Alex rolled his eyes. “He’s in love with her. Sometimes when I see them together they seem really happy. Her music’s a massive thing for her, and she’s really good at it, apparently, really talented. I think Ben likes all that – you know him, he’s always been more into watching the footie on the box than anything cultural and he probably thinks she’s broadening his mind. Plus of course she’s dead hot.”
“Really?” I felt a stab of jealousy. “She’s all skinny and ginger and annoying.”
“Girls never know when other girls are hot,” Alex said. “Take Keira Knightly, for example. Girls are like, ‘Oh my god, she is so annoying,’ but blokes know bloody well that she is the sexiest thing ever. If we got the chance we totally would.”
“Nina’s nothing like Keira Knightley,” I said. “Apart from the annoying part.”

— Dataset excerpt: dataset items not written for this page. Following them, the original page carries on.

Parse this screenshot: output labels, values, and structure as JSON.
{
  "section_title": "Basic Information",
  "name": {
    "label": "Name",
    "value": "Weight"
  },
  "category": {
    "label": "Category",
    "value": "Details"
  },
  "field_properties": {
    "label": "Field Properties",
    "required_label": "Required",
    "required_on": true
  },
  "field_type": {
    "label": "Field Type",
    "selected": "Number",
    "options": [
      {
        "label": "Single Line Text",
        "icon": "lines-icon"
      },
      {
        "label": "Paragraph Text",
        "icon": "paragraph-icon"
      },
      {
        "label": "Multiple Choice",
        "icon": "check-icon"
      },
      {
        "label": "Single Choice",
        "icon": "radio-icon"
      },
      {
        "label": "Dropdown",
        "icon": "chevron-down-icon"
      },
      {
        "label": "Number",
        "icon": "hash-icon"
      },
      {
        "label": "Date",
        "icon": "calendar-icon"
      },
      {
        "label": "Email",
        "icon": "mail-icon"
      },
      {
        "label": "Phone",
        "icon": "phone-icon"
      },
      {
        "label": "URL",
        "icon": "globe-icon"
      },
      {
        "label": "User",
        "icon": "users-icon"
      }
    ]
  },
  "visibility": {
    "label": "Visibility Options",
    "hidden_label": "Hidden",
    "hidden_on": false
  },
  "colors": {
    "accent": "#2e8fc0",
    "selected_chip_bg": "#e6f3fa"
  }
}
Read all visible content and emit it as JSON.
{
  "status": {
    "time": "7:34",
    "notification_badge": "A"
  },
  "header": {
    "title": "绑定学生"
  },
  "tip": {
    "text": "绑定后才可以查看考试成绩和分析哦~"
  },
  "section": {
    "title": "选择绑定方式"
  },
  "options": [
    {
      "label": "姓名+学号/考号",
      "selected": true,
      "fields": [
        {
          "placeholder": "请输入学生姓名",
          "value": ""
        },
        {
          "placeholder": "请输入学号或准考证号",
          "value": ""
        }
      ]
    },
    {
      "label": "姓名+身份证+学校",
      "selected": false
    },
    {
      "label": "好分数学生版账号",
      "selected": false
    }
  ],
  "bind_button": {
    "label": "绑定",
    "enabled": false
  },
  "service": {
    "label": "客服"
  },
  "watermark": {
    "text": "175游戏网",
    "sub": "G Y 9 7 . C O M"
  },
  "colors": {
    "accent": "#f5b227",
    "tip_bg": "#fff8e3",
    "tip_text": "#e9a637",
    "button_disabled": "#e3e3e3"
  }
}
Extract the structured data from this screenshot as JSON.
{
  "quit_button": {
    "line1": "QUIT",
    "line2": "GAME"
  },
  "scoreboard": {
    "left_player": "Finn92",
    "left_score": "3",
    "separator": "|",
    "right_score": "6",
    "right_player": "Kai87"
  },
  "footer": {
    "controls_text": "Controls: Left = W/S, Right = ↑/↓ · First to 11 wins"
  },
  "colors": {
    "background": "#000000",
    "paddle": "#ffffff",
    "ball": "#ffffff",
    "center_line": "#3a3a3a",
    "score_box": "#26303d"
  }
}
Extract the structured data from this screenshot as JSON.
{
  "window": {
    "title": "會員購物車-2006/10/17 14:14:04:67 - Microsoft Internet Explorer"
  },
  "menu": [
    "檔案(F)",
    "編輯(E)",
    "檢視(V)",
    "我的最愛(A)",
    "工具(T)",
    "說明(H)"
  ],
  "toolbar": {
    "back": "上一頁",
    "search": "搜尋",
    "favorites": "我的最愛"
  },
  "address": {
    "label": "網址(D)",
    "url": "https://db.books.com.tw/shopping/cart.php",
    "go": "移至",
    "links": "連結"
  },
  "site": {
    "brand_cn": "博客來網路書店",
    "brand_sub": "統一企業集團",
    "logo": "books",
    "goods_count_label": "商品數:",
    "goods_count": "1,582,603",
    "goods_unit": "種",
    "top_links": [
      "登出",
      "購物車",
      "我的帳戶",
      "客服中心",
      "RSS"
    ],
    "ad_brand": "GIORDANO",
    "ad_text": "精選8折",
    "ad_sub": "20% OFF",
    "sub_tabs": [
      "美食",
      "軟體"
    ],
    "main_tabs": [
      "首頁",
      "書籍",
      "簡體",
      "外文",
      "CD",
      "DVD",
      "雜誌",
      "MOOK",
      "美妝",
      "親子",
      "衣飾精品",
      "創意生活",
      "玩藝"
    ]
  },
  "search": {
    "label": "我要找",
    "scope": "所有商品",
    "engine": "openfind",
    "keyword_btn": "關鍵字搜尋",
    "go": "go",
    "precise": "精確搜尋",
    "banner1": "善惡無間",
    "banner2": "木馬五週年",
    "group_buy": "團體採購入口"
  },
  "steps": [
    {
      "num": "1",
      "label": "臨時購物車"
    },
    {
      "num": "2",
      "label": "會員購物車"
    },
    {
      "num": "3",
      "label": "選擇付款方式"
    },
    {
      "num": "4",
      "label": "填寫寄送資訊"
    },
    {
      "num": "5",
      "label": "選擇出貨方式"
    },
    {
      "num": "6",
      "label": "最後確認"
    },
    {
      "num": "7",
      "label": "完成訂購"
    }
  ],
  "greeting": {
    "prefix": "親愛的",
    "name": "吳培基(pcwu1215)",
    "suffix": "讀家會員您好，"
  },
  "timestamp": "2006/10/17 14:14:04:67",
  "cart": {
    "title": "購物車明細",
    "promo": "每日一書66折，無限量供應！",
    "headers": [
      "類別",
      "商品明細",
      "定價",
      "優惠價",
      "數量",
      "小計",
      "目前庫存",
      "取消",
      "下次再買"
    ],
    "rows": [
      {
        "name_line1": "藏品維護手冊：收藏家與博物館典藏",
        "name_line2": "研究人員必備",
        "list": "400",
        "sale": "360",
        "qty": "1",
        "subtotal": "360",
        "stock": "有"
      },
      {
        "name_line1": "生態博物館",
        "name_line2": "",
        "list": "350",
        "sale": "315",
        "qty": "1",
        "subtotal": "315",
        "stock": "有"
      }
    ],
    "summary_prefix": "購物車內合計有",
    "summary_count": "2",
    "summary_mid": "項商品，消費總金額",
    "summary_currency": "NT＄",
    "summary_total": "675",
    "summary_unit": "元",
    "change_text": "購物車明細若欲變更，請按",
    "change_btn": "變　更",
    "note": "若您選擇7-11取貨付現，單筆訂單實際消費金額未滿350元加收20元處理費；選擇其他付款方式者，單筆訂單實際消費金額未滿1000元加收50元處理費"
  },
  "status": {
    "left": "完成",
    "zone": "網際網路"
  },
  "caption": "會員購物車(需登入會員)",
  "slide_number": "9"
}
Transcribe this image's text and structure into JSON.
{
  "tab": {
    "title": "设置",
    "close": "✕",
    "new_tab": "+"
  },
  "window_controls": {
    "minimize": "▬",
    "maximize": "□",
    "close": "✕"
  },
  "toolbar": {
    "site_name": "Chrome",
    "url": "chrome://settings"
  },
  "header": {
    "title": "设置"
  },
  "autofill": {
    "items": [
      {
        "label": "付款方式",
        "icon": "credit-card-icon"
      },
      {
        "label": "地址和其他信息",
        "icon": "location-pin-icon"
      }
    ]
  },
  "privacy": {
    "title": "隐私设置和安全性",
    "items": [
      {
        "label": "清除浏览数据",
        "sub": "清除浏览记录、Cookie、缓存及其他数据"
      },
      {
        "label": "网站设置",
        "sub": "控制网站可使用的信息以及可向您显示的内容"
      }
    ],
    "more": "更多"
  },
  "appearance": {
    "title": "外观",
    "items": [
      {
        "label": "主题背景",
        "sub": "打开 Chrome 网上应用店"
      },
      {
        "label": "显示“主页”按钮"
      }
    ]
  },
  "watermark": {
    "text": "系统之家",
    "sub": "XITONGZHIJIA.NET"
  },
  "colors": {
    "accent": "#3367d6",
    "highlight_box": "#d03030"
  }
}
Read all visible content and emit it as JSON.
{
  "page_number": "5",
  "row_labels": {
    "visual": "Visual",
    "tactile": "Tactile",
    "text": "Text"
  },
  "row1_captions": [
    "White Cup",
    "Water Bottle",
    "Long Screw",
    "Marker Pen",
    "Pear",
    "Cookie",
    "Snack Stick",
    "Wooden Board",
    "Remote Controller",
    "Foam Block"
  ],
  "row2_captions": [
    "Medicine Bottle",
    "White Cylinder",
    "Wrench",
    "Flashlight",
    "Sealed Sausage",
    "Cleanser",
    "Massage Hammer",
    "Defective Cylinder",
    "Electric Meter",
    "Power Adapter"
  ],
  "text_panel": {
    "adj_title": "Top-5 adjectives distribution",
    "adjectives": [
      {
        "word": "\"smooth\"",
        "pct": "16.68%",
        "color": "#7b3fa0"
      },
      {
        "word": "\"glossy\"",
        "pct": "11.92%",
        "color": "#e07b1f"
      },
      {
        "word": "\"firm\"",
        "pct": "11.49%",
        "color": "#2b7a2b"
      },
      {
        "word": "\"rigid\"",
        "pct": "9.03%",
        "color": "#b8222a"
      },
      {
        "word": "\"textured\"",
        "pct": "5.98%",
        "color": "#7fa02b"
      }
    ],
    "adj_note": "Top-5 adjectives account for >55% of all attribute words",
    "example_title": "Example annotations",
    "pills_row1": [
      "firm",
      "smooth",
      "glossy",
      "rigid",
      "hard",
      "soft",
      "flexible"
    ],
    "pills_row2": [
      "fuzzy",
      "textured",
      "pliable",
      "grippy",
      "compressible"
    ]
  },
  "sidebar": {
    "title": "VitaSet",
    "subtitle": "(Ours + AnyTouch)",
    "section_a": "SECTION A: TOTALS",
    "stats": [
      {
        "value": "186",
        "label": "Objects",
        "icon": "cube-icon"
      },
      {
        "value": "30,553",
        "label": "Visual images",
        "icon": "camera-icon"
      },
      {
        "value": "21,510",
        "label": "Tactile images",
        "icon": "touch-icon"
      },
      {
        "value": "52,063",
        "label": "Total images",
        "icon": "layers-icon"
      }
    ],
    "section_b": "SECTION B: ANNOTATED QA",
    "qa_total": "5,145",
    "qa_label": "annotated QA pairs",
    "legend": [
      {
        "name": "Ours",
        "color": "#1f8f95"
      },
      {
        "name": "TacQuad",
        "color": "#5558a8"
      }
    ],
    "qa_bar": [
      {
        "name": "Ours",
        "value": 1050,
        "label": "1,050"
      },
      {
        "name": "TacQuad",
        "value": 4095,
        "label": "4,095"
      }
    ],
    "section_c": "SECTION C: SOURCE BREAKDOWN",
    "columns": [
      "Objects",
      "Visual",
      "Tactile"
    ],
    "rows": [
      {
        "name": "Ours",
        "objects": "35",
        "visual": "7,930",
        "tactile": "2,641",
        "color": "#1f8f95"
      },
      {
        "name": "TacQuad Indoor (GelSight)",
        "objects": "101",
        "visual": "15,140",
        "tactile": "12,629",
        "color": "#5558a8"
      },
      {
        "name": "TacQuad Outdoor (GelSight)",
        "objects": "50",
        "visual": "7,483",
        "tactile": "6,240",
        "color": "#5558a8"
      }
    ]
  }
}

“See? That proves my point.” Alex took another gulp of his drink. “Besides, she’s all fragile and vulnerable. Ben thinks she needs him.”
From what I’d seen, Nina was about as fragile and vulnerable as a malaria-carrying mosquito. “Really?” I said again.
“She was one of those child prodigies,” Alex explained. “Been playing the violin since she was four. Loads of pressure. Going to be the next Vanessa-Mae, apparently. When she goes off on one, it’s normally when she’s stressed. She’s got Ben convinced that she needs him to keep her calm and help her achieve her potential.”
“What other times has she gone off on one?” I asked, horrified but fascinated.
“Once when she wanted Ben to listen to her play and he was checking emails, and she threw his work laptop at the wall and totalled it,” Alex said. “And she disappears. Goes AWOL for days at a time, doesn’t answer her phone, ignores his texts. And then when he’s decided she isn’t coming back she turns up again and it’s all emotional reunions and shagging each other senseless.”
“Stop!” I said, covering my ears. “I don’t want to hear any more.”
“So, yeah,” Alex said. “Treat ’em mean, keep ’em keen. Looks like it works, because he’s still completely nuts about her.”
We talked around the issue for a while, but we couldn’t decide what to do for the best, so we just had a few more drinks and felt helpless, and in the end Nina kind of resolved the situation on her own. Ben rang me up on a Sunday afternoon a few weeks into the new year, totally unexpectedly.
“Want to come round?” he said. “I’ve got something to show you.”